Pretty much just the bus ride. Up to a point. It wasn't the big loop, out to the Butchart Gardens and other distant posh quarters, but only around the city proper (I didn't have the opportunity to get any good pictures of the business district, though. There was traffic).


The ship, pier, and a duty-free gift shop








Strait of San Juan de Fuca
Yep. Wanda Fuca again.

Victoria's zoo (the petting zoo section)
with saucy peacock

Public parks

Yep. More public parks

And the the inner harbor. 
Public art. 


And not embarrassing public art, either






O! my tormentor, the Empress! (Hotel, that is).


Standing in clear view of the inner harbor,
wishing I'd dressed for tea at the Empress (right), after all

After strolling the quay, I made my way into the nearby business district (cough cough tourist trap) a bit, trying several times to turn around to get a good snapshot of the legislative building, or a better one of the Empress Hotel, or even one of the other local landmarks on my half-mile trek, but the sidewalks and streets were quite crowded on this balmy midday, so, mostly I did some window-shopping (except for my having twice –twice! – gone into shops to buy postcards and gifts for family back home).

And then there were the three times I sat on city benches next to signs informing me that there was free wi-fi ("Use At Your Own Risk!"), and tried to upload a few of the three thousand photographs I had already taken on this journey.

After roughly two hours, I had uploaded about a hundred pix.

I had also exhausted the effects of my pain killers, and really couldn't safely dose up again for nearly another two hours. So, I slowly, carefully, gimpily made my way back to the bus, and therefore, back to the ship.

The ten-minute ride back to the pier gave me enough rest to venture a few minutes (and a few more dollars!) checking out the postcards and gifts at the duty-free store on the pier, then, after the long hike to my cabin, I had a full hour of nap before dinner – our last dinner together on this trip, and quite possibly our last one together in my lifetime.

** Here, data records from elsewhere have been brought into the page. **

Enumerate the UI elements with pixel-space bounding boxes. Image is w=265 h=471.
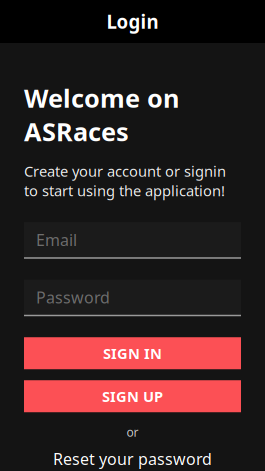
staticText: Login [106, 9, 158, 34]
button[interactable]: Reset your password [24, 448, 241, 469]
staticText: or [126, 424, 138, 440]
button[interactable]: SIGN UP [24, 380, 241, 412]
staticText: Welcome on ASRaces [24, 81, 179, 148]
staticText: SIGN UP [102, 386, 163, 406]
staticText: Password [36, 287, 110, 308]
staticText: Email [36, 229, 77, 250]
staticText: Create your account or signin to start u… [24, 161, 226, 200]
staticText: SIGN IN [103, 344, 162, 363]
button[interactable]: SIGN IN [24, 337, 241, 369]
staticText: Reset your password [53, 448, 212, 469]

After dinner, the farewell show on the main stage, deck five. It made me laugh a couple of times. Speaking as somebody who spends most of her life in a blue funk, especially when the legs are in full revolt, a show which manages to squeeze out a real laugh from me is truly special. Somewhere in my notes, I wrote down the name of the comedian – who had boarded the ship at Victoria – but have since seen my notes vanish into the single-sock universe. At any rate, you might be able look up the ship's schedule, or contact Royal Caribbean directly to find out who he was. (The ship, again, was the Rhapsody of the Seas.)

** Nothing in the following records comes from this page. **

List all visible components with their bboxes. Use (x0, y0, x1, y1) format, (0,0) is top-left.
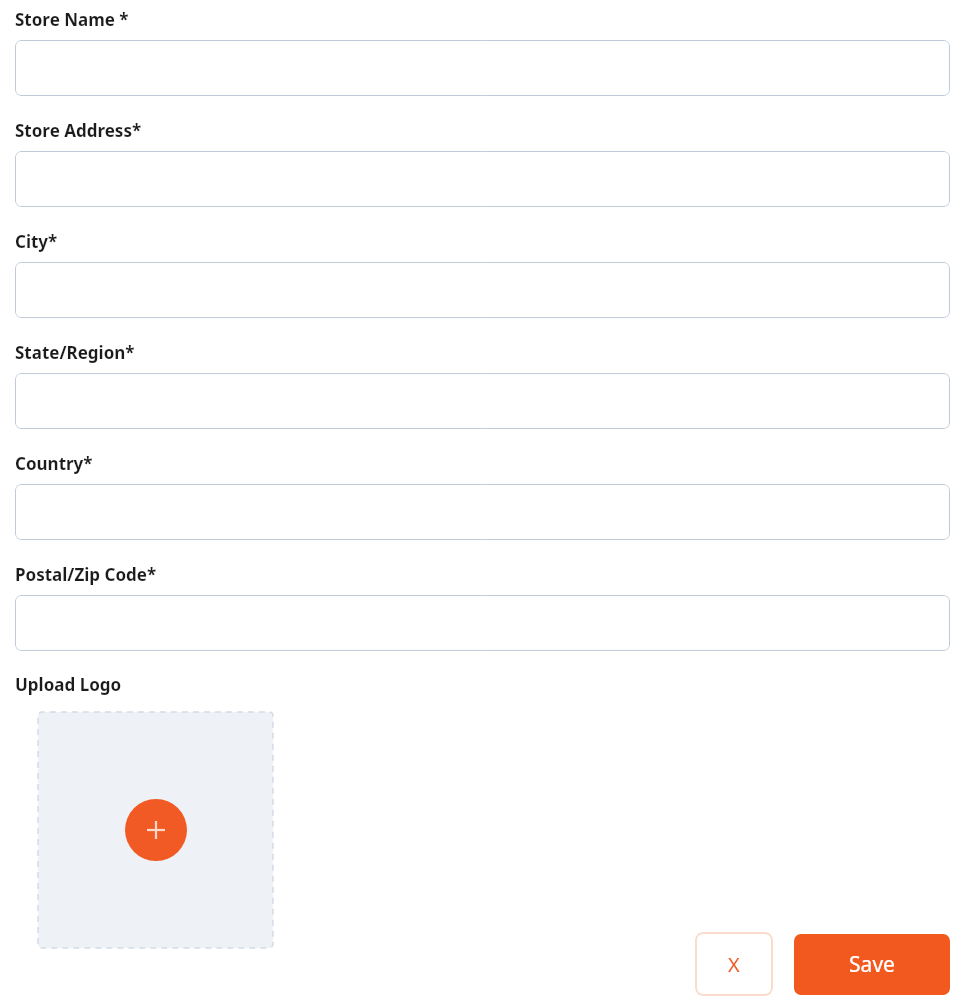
staticText: Store Address* (15, 119, 142, 142)
button[interactable]: Save (794, 934, 950, 995)
button[interactable]: Upload logo (38, 712, 273, 948)
staticText: State/Region* (15, 341, 135, 364)
button[interactable] (15, 373, 950, 429)
button[interactable] (15, 151, 950, 207)
button[interactable] (15, 595, 950, 651)
staticText: City* (15, 230, 58, 253)
staticText: Country* (15, 452, 93, 475)
button[interactable] (15, 40, 950, 96)
staticText: X (728, 951, 740, 978)
staticText: Postal/Zip Code* (15, 563, 157, 586)
staticText: Store Name * (15, 8, 129, 31)
button[interactable]: Cancel (695, 932, 773, 996)
staticText: Save (849, 950, 895, 979)
button[interactable] (15, 262, 950, 318)
staticText: Upload Logo (15, 673, 122, 696)
button[interactable] (15, 484, 950, 540)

After the show, I limped my way through the duty-free last-ditch sales, still found nothing I needed, so I returned to my cabin and watched the sun go down on Wanda Fuca.


Some time around three or four in the old ack emma (or, in more common parlance, at oh-dark-thirty), I was awakened by a different sort of light coming in my window. A small, high-ish-speed boat had come alongside, close enough I couldn't read her identification…




there was apparently some communication between our crew and theirs…


and, after about three minutes, the smaller boat


pulled away and eventually 



disappeared into the dark.


And then there was no more, until I awoke to our arrival in Seattle. I never did find out what that was all about.